Not directly. Speedrun categories are less crowded than Just Chatting or Valorant, so you're more visible per game. But the speedrun community itself is small, so you won't get a flood of new viewers just because you picked the format. It's good terrain to build a niche identity, not a pure growth play.
Can you learn a speedrun live on Twitch?
Yes, learning runs are a recognized format. The top r/Twitch thread on the topic is unanimous: there's nothing wrong with learning on stream, plenty of runners do part of their practice on stream and part off it. A learning run, where you narrate what you're picking up and where you're stuck, holds a specific kind of viewer who likes following a progress curve.
Do you need to be good at speedrunning before you stream?
No. A learning run is a format in itself, not a watered-down PB attempt. You can open Twitch with zero knowledge of a skip or a route, explain what you're learning, mess up, ask chat for advice. That's exactly what makes your stream watchable for a fellow beginner or a fan of the game who wants to understand the mechanics.
What's the best first speedrun game for Twitch?
Pick a game where the any% run lands under 30 minutes, where the speedrun.com community is active (at least 50 runners and a recent submission), where written or video tutorials already exist, and that has a visible Twitch presence. Avoid 4-hour glitchless runs if you have 2 viewers, retention collapses fast.
Do you need to register on speedrun.com before streaming?
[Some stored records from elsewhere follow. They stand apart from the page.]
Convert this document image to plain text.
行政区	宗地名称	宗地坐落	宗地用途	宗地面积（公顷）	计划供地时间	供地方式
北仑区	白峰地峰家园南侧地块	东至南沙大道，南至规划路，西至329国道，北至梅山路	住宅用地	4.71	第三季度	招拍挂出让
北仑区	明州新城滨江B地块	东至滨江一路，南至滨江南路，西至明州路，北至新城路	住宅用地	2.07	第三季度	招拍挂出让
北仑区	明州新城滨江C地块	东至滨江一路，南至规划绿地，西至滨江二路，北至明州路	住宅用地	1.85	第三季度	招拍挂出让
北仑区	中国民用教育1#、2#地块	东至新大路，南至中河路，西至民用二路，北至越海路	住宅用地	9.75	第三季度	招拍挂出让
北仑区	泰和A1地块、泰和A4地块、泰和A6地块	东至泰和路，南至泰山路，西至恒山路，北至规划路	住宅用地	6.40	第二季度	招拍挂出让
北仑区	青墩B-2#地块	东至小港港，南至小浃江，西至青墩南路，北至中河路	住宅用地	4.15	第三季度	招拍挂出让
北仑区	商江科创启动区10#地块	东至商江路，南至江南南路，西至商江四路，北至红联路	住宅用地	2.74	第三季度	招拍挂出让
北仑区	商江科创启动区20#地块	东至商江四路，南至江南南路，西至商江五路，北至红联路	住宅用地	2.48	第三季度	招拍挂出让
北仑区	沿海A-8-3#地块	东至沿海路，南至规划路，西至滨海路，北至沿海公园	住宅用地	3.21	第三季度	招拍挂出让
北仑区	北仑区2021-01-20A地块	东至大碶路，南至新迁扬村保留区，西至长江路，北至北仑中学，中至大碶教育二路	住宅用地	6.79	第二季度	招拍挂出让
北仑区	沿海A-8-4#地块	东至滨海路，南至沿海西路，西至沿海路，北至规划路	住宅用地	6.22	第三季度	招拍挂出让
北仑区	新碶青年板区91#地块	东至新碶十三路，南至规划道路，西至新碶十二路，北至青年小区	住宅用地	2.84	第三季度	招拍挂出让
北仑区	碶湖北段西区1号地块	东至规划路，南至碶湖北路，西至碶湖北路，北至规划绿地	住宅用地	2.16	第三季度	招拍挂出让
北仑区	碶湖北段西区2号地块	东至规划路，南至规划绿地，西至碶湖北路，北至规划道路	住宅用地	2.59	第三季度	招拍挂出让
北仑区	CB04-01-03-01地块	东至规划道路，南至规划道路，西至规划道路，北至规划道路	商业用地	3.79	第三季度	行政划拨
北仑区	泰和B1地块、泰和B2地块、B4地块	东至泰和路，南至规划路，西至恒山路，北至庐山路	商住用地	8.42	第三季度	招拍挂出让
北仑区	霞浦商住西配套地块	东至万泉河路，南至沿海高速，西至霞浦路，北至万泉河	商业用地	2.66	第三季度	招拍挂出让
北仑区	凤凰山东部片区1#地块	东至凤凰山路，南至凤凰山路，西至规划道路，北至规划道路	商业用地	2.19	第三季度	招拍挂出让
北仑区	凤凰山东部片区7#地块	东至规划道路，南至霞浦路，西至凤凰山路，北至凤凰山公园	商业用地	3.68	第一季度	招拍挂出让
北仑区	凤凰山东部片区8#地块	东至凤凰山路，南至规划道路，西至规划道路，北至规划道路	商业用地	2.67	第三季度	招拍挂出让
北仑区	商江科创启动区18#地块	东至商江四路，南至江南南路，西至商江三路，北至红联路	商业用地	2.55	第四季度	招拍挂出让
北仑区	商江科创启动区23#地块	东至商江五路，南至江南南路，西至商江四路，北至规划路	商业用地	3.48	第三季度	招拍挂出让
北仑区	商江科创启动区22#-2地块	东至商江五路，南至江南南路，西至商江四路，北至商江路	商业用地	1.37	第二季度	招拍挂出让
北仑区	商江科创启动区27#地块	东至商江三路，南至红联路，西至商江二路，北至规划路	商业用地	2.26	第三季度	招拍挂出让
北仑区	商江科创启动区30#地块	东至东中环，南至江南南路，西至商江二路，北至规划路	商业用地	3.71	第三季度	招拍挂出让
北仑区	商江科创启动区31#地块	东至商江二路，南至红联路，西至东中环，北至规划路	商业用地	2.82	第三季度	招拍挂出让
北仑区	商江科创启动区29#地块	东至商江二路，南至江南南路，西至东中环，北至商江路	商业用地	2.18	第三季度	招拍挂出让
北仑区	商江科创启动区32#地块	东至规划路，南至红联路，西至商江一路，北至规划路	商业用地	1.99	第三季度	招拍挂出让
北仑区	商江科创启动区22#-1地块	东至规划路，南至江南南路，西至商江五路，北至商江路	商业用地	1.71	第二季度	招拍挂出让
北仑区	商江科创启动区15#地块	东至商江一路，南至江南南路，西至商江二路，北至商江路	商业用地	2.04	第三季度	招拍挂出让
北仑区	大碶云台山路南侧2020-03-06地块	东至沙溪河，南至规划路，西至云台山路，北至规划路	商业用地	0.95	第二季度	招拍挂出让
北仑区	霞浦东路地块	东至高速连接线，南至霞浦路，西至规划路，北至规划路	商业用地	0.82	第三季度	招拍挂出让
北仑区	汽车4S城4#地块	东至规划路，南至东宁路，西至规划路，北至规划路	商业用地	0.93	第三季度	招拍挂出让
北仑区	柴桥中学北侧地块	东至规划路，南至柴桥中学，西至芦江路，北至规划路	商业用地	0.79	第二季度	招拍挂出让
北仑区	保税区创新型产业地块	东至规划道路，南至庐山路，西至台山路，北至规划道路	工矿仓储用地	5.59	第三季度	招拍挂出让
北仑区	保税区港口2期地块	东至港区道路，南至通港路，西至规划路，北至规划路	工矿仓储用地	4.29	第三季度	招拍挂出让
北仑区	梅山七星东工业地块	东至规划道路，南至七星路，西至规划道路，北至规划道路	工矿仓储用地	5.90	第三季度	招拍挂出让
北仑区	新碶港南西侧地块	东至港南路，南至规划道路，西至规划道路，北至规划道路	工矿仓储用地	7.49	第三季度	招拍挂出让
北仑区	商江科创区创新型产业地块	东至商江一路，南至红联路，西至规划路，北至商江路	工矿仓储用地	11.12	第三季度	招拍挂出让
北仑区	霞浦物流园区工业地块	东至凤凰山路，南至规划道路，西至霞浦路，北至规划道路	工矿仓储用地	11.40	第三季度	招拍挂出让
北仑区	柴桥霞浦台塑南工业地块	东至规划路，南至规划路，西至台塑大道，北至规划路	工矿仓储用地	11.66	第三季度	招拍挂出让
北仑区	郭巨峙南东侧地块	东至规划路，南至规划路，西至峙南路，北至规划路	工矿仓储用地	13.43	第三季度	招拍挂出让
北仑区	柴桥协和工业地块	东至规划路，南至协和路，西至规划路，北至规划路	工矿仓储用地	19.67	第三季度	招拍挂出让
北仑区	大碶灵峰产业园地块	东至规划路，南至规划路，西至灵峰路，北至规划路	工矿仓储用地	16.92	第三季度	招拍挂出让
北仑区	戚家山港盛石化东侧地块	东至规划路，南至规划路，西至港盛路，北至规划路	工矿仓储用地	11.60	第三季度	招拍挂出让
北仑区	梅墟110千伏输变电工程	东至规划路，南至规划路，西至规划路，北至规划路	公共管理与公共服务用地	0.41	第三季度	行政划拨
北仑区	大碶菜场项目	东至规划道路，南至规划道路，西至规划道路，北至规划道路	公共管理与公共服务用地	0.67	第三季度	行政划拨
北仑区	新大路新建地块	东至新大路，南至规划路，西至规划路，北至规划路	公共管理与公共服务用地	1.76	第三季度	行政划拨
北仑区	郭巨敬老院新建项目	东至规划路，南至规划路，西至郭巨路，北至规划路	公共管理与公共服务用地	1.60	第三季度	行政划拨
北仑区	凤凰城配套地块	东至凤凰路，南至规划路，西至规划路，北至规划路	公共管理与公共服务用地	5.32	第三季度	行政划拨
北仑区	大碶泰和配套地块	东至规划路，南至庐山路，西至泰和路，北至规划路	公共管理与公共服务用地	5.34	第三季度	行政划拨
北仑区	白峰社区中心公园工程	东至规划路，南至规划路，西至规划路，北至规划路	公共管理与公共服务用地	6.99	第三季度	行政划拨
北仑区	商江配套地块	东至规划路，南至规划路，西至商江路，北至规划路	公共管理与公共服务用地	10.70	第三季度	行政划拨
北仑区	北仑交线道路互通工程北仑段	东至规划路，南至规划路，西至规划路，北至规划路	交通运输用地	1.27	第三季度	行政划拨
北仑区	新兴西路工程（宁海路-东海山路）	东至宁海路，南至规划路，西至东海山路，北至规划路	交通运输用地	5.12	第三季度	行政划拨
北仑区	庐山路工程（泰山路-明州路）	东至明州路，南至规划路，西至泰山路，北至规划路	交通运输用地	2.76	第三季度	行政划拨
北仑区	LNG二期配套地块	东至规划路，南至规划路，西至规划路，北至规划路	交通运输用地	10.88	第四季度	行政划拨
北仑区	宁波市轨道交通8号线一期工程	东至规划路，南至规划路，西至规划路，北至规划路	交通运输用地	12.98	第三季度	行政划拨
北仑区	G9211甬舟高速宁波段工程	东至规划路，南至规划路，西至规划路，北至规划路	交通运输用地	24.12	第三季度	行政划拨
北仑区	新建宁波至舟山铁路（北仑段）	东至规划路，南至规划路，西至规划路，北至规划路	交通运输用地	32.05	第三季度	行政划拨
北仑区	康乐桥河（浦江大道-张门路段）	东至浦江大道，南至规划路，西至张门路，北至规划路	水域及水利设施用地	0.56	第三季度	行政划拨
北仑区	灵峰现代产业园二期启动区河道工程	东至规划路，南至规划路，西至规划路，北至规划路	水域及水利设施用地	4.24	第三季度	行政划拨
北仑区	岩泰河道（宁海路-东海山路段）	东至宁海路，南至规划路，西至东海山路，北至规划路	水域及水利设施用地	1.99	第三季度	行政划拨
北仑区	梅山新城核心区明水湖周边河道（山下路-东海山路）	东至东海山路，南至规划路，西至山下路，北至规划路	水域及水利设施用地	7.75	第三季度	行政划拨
Not to stream, yes to submit runs. The official speedrun.com leaderboard requires a video of the full run. Since Twitch deletes VODs after 14 days for non-affiliate accounts, you have to either create a highlight, clip the run, or upload it to YouTube. Otherwise your run can't be validated, even if the execution was clean.
Is there a dedicated Twitch speedrun category?
No, no category separate from the games themselves. You stream under the game (Super Mario 64, Hollow Knight, etc.) with the Speedrun tag. Twitch also maintains an official speedrun-challenge-run collection that groups streams marked as such. That's enough for a viewer hunting speedruns to find you, provided you tag the stream correctly.
Going further
If you're still on the fence, run a learning session this week on a game you like that fits under 30 minutes. Two adjacent questions are worth digging into when you pick a format: should you stream a game you're bad at and should you change games if no one's watching.
The real question isn't "am I fast enough to speedrun", it's "do I enjoy learning a route and narrating it live". If yes, the format is for you, whatever your current splits look like.